The Voices of Private Credit: Kevin Mallon, Halifax Capital
- Tenor
- Aug 19, 2024
- 4 min read

Q: Please introduce yourself, your role at Halifax Capital, and your background.
A: When I first graduated from Columbia University, I worked for my father’s company in inter-dealer brokering and then at another brokerage firm. The global financial crisis made me rethink my career path. I started looking for part-time work on Monster.com and found a data entry position with a company involved in legal finance.
One day, the owner of the company tapped me on the shoulder and said, “Kevin, it looks like you have half a personality. Would you like to learn how to market a hedge fund?” I agreed, and around 2008, I was introduced to the world of private credit through this litigation finance group. At the time, private credit was just starting, and litigation finance was even more obscure. I continued my career for the next 20 years in private credit, working with various asset-based lending and private credit groups.

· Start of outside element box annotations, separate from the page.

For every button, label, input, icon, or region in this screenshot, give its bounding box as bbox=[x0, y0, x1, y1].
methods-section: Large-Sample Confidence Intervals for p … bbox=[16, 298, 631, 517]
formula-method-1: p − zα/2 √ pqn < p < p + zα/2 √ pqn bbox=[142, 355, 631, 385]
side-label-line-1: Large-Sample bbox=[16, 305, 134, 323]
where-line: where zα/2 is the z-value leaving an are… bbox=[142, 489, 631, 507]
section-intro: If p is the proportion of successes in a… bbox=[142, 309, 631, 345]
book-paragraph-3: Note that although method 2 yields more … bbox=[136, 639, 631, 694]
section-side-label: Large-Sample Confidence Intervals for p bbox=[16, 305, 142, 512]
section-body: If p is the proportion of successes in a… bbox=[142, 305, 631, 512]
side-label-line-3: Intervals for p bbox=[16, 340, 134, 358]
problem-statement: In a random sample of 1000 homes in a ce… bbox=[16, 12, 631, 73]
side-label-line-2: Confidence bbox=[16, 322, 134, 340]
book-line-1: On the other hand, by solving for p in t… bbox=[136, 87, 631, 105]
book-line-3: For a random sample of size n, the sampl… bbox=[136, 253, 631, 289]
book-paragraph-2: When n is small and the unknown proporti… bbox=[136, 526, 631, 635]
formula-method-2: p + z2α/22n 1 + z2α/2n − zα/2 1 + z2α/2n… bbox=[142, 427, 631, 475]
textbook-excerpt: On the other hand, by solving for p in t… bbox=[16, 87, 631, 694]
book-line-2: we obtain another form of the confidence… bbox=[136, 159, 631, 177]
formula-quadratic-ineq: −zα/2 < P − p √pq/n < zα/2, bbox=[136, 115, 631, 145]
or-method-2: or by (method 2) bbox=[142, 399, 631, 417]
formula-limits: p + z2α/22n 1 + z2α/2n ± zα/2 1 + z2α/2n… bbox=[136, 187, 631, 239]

The reason I started Halifax Capital Advisors was to bring my experience to a niche group of family offices and investment advisors I’ve worked with throughout my career. My goal is to offer them a diversified range of services, as there are many different niche verticals in the specialty finance space, and it’s essential to remain nimble.
Q: How would you explain “private credit” to a friend or colleague who isn’t in the industry?
A: Private credit is the debt capital that supports private equity-sponsored companies. It’s important to distinguish private credit from private debt, as these terms are sometimes used synonymously but refer to different things. Private debt involves companies that are not sponsored by private equity firms. For example, everything in litigation finance is considered private debt because private equity firms cannot own law firms due to legal restrictions, except under very specific conditions.
Private credit, on the other hand, is similar in nature but is directed towards private equity-sponsored companies. Both private credit and private debt differ from traditional banking, and these terms are often grouped together under the non-bank lending industry.
Q: How has the demand for alternative investments changed in the past 5 years? Is there greater demand for private credit opportunities? Are their appetites for risk changing?
A: When I entered the industry, institutional investors did not have a private credit allocation. They had real estate and private equity, but not alternative lending. That emerged from the financial crisis, with the first foray into non-bank lending being marketplace loans like Prosper and Lending Club. This was often referred to as the “Uber-ization” of finance, directly connecting borrowers and investors.
Private credit’s growth continued due to regulations like Dodd-Frank, which imposed higher capital requirements and led to bank consolidation. Over the years, we’ve seen an upward pressure on larger transactions with fewer banks, leaving many lower middle-market and middle-market companies to be serviced primarily by private markets. As a result, the demand for private credit has absolutely increased.
Additionally, the large-cap private credit space has also expanded. Mega-funds like Blackstone and BlackRock have entered private credit, taking bank financing into their models and lending it out. Thus, banks are still involved in this space.
New verticals like litigation finance, insurance-linked products, NAV financing, and secondaries have gained prominence. The demand has expanded and evolved, creating more solutions for capital providers and attracting interest from investors. The investor base has also broadened, moving from family offices and investment advisors to large institutions that are capitalizing on the illiquidity premium in private credit.
Q: When you advise your clients who want to expand their portfolio to alternative investments, what advice do you typically give them?
A: I advise clients to really appreciate the illiquidity involved in this asset class. It doesn’t take long to look back to 2008 to see what happens when capital dries up. Private credit is often viewed as a sort of ATM because these groups, due to the nature of accounting, are printing positive returns—1% to 2% per month. But when the spigot turns off, you have to be prepared for that.
I am a huge proponent of having an asset-liability match. Whether you’re a company offering deals to a fund, a fund manager managing investor capital and a portfolio of loans, or the underlying investor, everyone needs to be very honest about the duration of these investments and ensure they are in the appropriate investment vehicle.
You see many “liquid funds,” like interval funds, open-ended hedge fund structures, or even publicly listed funds that offer liquidity. You have to be mindful of the underlying liquidity because the duration of these assets can be 5 to 10 years. For example, if you have a fund that offers quarterly liquidity but the underlying duration of your loans is five years, you must have appropriate measures in place to ensure that one person’s redemption doesn’t affect the economics for future investors. Early exits can be fine, but if you wait, you can take the hits.
The main point is always to establish an alignment of interests among investors, fund managers, and deal-originating companies. Being honest and having everyone aligned is the most important thing.
Q: The question everyone wants to know: What was the first car you ever owned?
A: The first car I owned was my parents’ beat-up 1988 Honda Accord. If I recall correctly, it was a two-door and off-red exterior. I don’t have a particular story behind it, except that I did end up crashing it. Fortunately, no one was hurt, but that was the story behind my first vehicle back in 1996.